1. you start by defining the BER you need to achieve at the output of the decoder, so the overall system BER, and
2. the data rate your system needs to achieve at least to be useful, and
3. the range of SNRs and channel models you need to work with, and
4. (this might be hard at this point, so maybe safe for later) a maximum receiver computational complexity, and finally,
5. (optional, but recommended) get a coffee, tea or glass of water, and add "basic skills in requirements engineering for communications engineering" to your resume.
   
   
   
6. You write down your design space:
   • Which bandwidths are available? (often defined by law)

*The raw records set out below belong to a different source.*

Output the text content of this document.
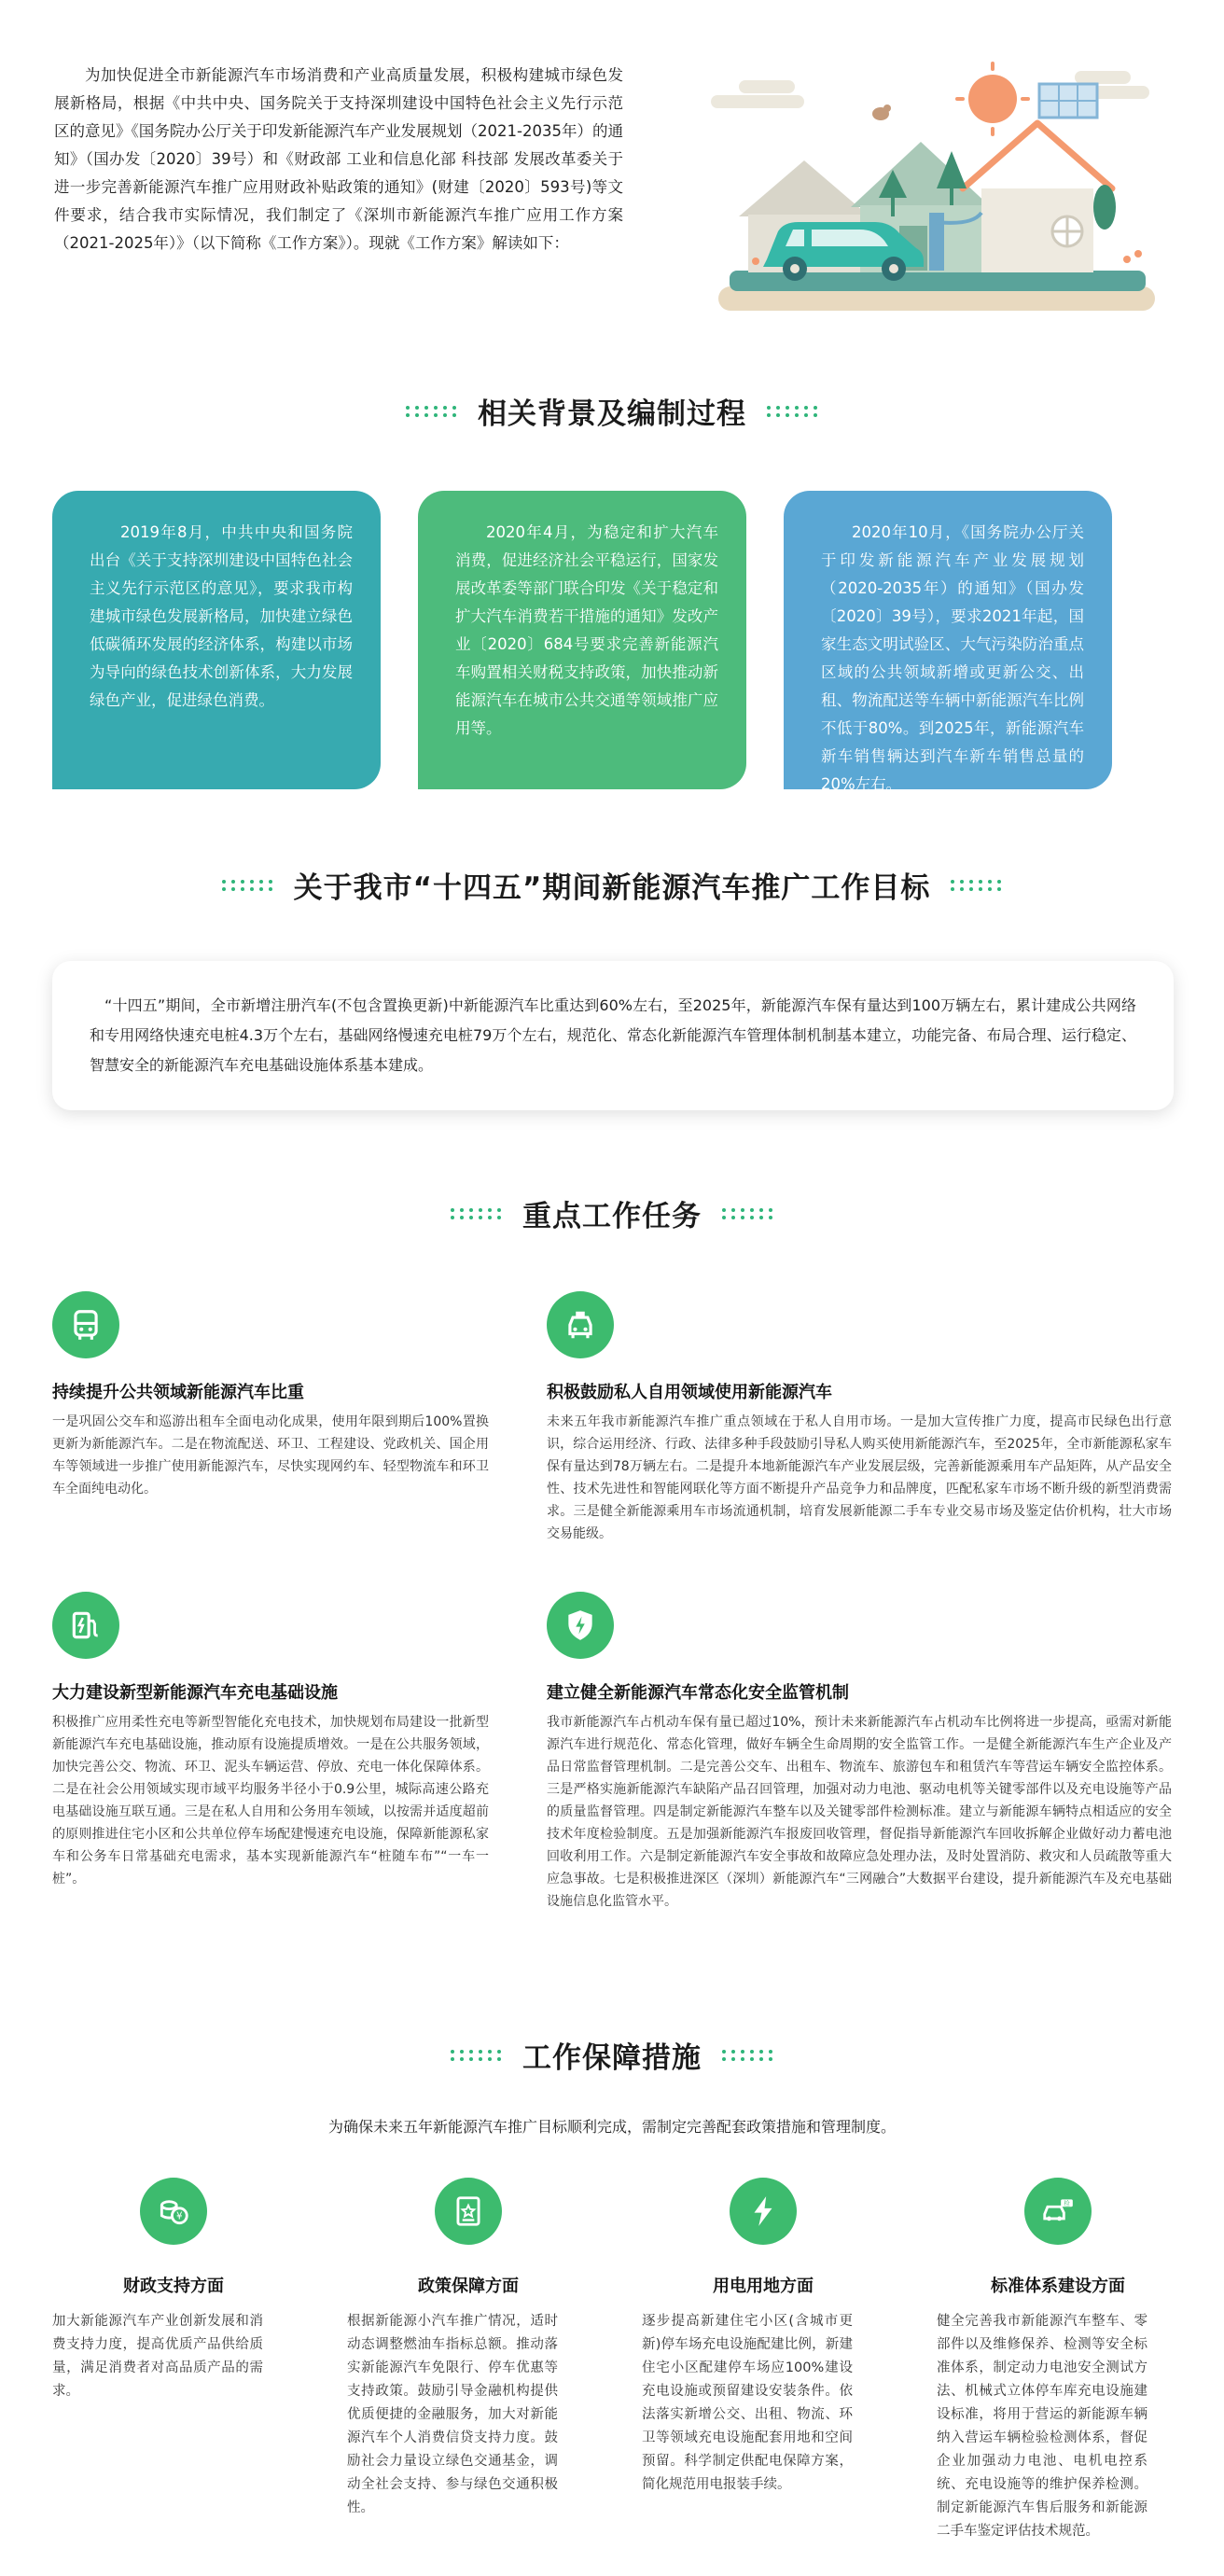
为加快促进全市新能源汽车市场消费和产业高质量发展，积极构建城市绿色发展新格局，根据《中共中央、国务院关于支持深圳建设中国特色社会主义先行示范区的意见》《国务院办公厅关于印发新能源汽车产业发展规划（2021-2035年）的通知》（国办发〔2020〕39号）和《财政部 工业和信息化部 科技部 发展改革委关于进一步完善新能源汽车推广应用财政补贴政策的通知》(财建〔2020〕593号)等文件要求，结合我市实际情况，我们制定了《深圳市新能源汽车推广应用工作方案（2021-2025年）》（以下简称《工作方案》）。现就《工作方案》解读如下：

相关背景及编制过程
2019年8月，中共中央和国务院出台《关于支持深圳建设中国特色社会主义先行示范区的意见》，要求我市构建城市绿色发展新格局，加快建立绿色低碳循环发展的经济体系，构建以市场为导向的绿色技术创新体系，大力发展绿色产业，促进绿色消费。
2020年4月，为稳定和扩大汽车消费，促进经济社会平稳运行，国家发展改革委等部门联合印发《关于稳定和扩大汽车消费若干措施的通知》发改产业〔2020〕684号要求完善新能源汽车购置相关财税支持政策，加快推动新能源汽车在城市公共交通等领域推广应用等。
2020年10月，《国务院办公厅关于印发新能源汽车产业发展规划（2020-2035年）的通知》（国办发〔2020〕39号），要求2021年起，国家生态文明试验区、大气污染防治重点区域的公共领域新增或更新公交、出租、物流配送等车辆中新能源汽车比例不低于80%。到2025年，新能源汽车新车销售辆达到汽车新车销售总量的20%左右。
关于我市“十四五”期间新能源汽车推广工作目标
“十四五”期间，全市新增注册汽车(不包含置换更新)中新能源汽车比重达到60%左右，至2025年，新能源汽车保有量达到100万辆左右，累计建成公共网络和专用网络快速充电桩4.3万个左右，基础网络慢速充电桩79万个左右，规范化、常态化新能源汽车管理体制机制基本建立，功能完备、布局合理、运行稳定、智慧安全的新能源汽车充电基础设施体系基本建成。
重点工作任务
持续提升公共领域新能源汽车比重
一是巩固公交车和巡游出租车全面电动化成果，使用年限到期后100%置换更新为新能源汽车。二是在物流配送、环卫、工程建设、党政机关、国企用车等领域进一步推广使用新能源汽车，尽快实现网约车、轻型物流车和环卫车全面纯电动化。
积极鼓励私人自用领域使用新能源汽车
未来五年我市新能源汽车推广重点领域在于私人自用市场。一是加大宣传推广力度，提高市民绿色出行意识，综合运用经济、行政、法律多种手段鼓励引导私人购买使用新能源汽车，至2025年，全市新能源私家车保有量达到78万辆左右。二是提升本地新能源汽车产业发展层级，完善新能源乘用车产品矩阵，从产品安全性、技术先进性和智能网联化等方面不断提升产品竞争力和品牌度，匹配私家车市场不断升级的新型消费需求。三是健全新能源乘用车市场流通机制，培育发展新能源二手车专业交易市场及鉴定估价机构，壮大市场交易能级。
大力建设新型新能源汽车充电基础设施
积极推广应用柔性充电等新型智能化充电技术，加快规划布局建设一批新型新能源汽车充电基础设施，推动原有设施提质增效。一是在公共服务领域，加快完善公交、物流、环卫、泥头车辆运营、停放、充电一体化保障体系。二是在社会公用领域实现市域平均服务半径小于0.9公里，城际高速公路充电基础设施互联互通。三是在私人自用和公务用车领域，以按需并适度超前的原则推进住宅小区和公共单位停车场配建慢速充电设施，保障新能源私家车和公务车日常基础充电需求，基本实现新能源汽车“桩随车布”“一车一桩”。
建立健全新能源汽车常态化安全监管机制
我市新能源汽车占机动车保有量已超过10%，预计未来新能源汽车占机动车比例将进一步提高，亟需对新能源汽车进行规范化、常态化管理，做好车辆全生命周期的安全监管工作。一是健全新能源汽车生产企业及产品日常监督管理机制。二是完善公交车、出租车、物流车、旅游包车和租赁汽车等营运车辆安全监控体系。三是严格实施新能源汽车缺陷产品召回管理，加强对动力电池、驱动电机等关键零部件以及充电设施等产品的质量监督管理。四是制定新能源汽车整车以及关键零部件检测标准。建立与新能源车辆特点相适应的安全技术年度检验制度。五是加强新能源汽车报废回收管理，督促指导新能源汽车回收拆解企业做好动力蓄电池回收利用工作。六是制定新能源汽车安全事故和故障应急处理办法，及时处置消防、救灾和人员疏散等重大应急事故。七是积极推进深区（深圳）新能源汽车“三网融合”大数据平台建设，提升新能源汽车及充电基础设施信息化监管水平。
工作保障措施

为确保未来五年新能源汽车推广目标顺利完成，需制定完善配套政策措施和管理制度。

¥
财政支持方面
加大新能源汽车产业创新发展和消费支持力度，提高优质产品供给质量，满足消费者对高品质产品的需求。
政策保障方面
根据新能源小汽车推广情况，适时动态调整燃油车指标总额。推动落实新能源汽车免限行、停车优惠等支持政策。鼓励引导金融机构提供优质便捷的金融服务，加大对新能源汽车个人消费信贷支持力度。鼓励社会力量设立绿色交通基金，调动全社会支持、参与绿色交通积极性。
用电用地方面
逐步提高新建住宅小区(含城市更新)停车场充电设施配建比例，新建住宅小区配建停车场应100%建设充电设施或预留建设安装条件。依法落实新增公交、出租、物流、环卫等领域充电设施配套用地和空间预留。科学制定供配电保障方案，简化规范用电报装手续。
检
标准体系建设方面
健全完善我市新能源汽车整车、零部件以及维修保养、检测等安全标准体系，制定动力电池安全测试方法、机械式立体停车库充电设施建设标准，将用于营运的新能源车辆纳入营运车辆检验检测体系，督促企业加强动力电池、电机电控系统、充电设施等的维护保养检测。制定新能源汽车售后服务和新能源二手车鉴定评估技术规范。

   • What types of equalizers (if your channel model dictates that) are available? (this heavily depends on bandwidth and channel model!)
   • Which modulations can you use? (sensibly!)
   • For these, what are the available deciders? Are there hard- and/or soft-output deciders?
   • Which channel codes would be sensible for this use case? Which decoders?
7. Convert the above design space into a set of design specs.
   Fix the first item (e.g., bandwidth, say, 10 MHz),
   look at the choices for the second (say, modulation: 2-FSK, 4-FSK, 8-FSK, BPSK, QPSK, 8-PSK, 16-QAM, 64-QAM, 256-QAM), then
   for each of these select from another bullet point above select the reasonable choices (say, equalizer: OFDM (works for all but the FSKs), SC-FDMA (same), DFE, CMA (only works on the PSKs)…)
   
   You get a tree of possible design choices. You can prune the tree early – for example, if your channel is wide (in terms of ISI), you generally won't do FSK, but things like OFDM.
   In the end, you've got a tree that has candidates for your system, at every design SNR.
8. Define the relevant performance metrics between the levels of your tree - for example, for your equalizer you get an input SNR, and you get an output error vector magnitude. At the input of your decider, you get an error vector magnitude and get an output symbol error rate. At the input of your decoder, you get a symbol error rate, and produce a bit error rate. This allows you to walk top to bottom and say "Ok, for the design choices made when I walk this specific path trough my tree, I can combine output/input curves of each node on that design path, and get a BER/SNR curve for the design choice at the end.
9. At each leaf of your tree, do write down the data rate you'd achieve with it.
10. For each achievable data rate, highlight the method that does it with the least BER for a given SNR – and ignore the rest at that SNR! That's your Pareto frontier.

This is a lot. That's why you usually don't start with designing rate adaptive systems until you have a lot of experience with calculating single-rate systems (otherwise, the pruning and the selection of the best candidate steps just take a lot of work).